Racialized Transitions and Glass Cliffs

Oct
19
2021

Written by Sean Thomas-Breitfeld (Co-Director)

The Building Movement Project’s latest report – Making (Or Taking) Space sheds light on the added challenges involved in executive transitions where a person of color is taking over leadership from a white executive director. The report is based on interviews with EDs/CEOs of color, their white predecessors and board members, and documents how even when organizations were intentional about recruiting a new leader of color, the incoming BIPOC leaders inherited organizational dynamics that were trickier than they could have anticipated. This report, combined with data from our 2019 Race to Lead survey, shows how unprepared our sector is for the impending wave of executive transitions.

Of the more than 1,000 survey respondents who indicated that they were a nonprofit Executive Director or CEO in 2019, just under half of EDs/CEOs of color (48%) and white EDs/CEOs (44%) reported that they were thinking about transitioning, planning to transition, or were already in the process of leaving their ED/CEO jobs. The potential scale of executive transitions could be even bigger than our survey results suggest. Multiple funders have noted that cohorts of grantee organizations are experiencing executive transitions. In the interviews for the On the Frontlines report, we also heard that the COVID-19 pandemic has added to perpetual concerns about burnout among many organizational leaders.

The survey data and interviews confirm that the “glass cliff” effect is impacting leaders of color in the nonprofit sector. Too often, BIPOC leaders who take over from previous white EDs/CEOs inherit challenging management circumstances where the risk of failure is high. We know from the 2016 and 2019 surveys that the bulk of EDs/CEOs of color who were part of an executive transition took over their leadership role from a white predecessor. Awareness of racial equity in the sector is pushing nonprofit boards to recruit a leader of color. However, the transitions are too often happening before the organization is ready to be led by a person of color. As the Making (or Taking) Space report notes, “Most incoming leaders [of color] were expected to heal tensions that had overheated under previous [white] leadership.”
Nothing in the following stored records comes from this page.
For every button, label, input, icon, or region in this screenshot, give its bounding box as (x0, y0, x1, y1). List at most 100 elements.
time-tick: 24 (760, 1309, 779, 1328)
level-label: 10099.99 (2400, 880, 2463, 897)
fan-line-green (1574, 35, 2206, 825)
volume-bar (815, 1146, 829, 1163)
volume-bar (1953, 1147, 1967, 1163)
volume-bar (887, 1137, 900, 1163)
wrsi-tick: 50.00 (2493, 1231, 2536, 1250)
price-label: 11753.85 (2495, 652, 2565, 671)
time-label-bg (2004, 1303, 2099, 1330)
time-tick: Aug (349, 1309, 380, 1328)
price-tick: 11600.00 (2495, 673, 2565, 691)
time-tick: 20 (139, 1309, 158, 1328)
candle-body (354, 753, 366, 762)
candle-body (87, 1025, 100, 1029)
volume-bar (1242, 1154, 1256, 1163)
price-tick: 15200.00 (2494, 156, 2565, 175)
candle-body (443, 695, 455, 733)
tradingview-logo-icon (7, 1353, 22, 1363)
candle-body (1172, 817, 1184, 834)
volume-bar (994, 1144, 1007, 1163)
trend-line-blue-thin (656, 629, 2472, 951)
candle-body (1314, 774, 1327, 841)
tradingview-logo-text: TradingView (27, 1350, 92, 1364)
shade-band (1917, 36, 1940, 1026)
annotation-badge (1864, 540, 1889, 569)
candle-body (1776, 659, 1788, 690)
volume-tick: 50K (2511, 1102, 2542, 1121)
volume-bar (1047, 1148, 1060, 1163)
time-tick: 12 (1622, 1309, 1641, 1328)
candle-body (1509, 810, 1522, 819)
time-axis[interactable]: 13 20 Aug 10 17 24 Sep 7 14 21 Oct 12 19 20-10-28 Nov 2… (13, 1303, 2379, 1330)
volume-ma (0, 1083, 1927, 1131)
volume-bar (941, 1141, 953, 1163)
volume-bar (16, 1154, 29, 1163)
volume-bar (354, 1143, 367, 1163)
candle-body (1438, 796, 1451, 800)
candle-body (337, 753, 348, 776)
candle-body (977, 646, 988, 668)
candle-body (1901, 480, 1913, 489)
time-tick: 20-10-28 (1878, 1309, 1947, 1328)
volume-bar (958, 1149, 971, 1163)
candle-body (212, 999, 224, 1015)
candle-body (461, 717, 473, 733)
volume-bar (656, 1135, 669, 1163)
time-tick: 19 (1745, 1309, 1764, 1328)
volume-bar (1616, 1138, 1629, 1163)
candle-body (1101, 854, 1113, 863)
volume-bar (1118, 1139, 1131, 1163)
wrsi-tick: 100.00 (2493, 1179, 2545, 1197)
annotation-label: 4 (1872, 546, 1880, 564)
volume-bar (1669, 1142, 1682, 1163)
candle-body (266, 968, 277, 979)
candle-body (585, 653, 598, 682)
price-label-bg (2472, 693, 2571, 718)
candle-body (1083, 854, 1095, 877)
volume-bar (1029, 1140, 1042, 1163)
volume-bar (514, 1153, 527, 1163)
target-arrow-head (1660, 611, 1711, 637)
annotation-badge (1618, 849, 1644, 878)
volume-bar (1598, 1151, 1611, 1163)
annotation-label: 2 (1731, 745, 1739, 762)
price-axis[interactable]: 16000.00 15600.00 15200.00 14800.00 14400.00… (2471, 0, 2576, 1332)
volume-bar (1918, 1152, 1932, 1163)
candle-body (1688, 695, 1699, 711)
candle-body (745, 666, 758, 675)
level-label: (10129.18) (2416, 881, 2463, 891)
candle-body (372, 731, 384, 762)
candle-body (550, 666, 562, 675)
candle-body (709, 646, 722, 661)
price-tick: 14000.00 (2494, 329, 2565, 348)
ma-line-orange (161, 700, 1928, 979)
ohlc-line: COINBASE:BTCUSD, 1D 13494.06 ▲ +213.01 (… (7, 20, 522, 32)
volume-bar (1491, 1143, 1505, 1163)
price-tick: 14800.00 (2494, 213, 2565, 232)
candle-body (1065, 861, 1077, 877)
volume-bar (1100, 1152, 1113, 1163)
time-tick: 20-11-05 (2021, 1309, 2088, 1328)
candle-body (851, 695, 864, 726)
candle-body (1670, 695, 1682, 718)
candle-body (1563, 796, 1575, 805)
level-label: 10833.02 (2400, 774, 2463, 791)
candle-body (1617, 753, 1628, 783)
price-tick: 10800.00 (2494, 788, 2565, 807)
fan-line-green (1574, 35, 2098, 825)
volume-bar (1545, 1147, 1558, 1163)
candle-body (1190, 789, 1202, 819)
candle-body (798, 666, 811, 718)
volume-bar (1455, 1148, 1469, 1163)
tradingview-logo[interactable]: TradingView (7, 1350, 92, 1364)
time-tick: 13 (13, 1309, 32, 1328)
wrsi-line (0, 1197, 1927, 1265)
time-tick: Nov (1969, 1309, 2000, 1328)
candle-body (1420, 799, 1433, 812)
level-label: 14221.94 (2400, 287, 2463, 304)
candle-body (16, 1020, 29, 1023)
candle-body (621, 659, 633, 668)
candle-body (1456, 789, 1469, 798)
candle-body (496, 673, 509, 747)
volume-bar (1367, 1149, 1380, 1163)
Instead of hiring DEI consultants, many organizations are hiring EDs/CEOs of color to both run the organization and fix the organization’s DEI problems. The added DEI job that incoming leaders are forced to take on makes it even more impossible for new BIPOC leaders to succeed. Adding to the pressure, many organizations engage in essentialist thinking that simply by virtue of the new ED being a person of color, they can magically and definitively fix long-standing internal dynamics that their white predecessor had not been able to resolve. One interviewee described how many of her peers inherited staff teams with “deep seated issues of race and gender,” so the new leader of color stepped into their role and people expected the issues “solved tomorrow.” She explained that “We don’t have the liberty as Black women leaders to say we’re going to set that aside and come back to it in a month. Our staff will revolt.”

I too often hear similar concerns about brewing “revolts” within the staff teams of newly BIPOC-led nonprofits. This impatience on the part of staff and boards for new leaders to turn around their organizations adds to the psychological burden and extra work that leaders of color often don’t factor into their salary negotiations. When considering what a “fair wage” would be for BIPOC leaders, incoming EDs/CEOs of color should be pushing for additional compensation based on the expectations that they will not only run the organization and help it achieve its mission, but also be the person who will address the racial equity concerns that made the board consider a leader of color in the first place. Let’s just be real about the second job that BIPOC leaders are inheriting and compensate them for taking all of it on.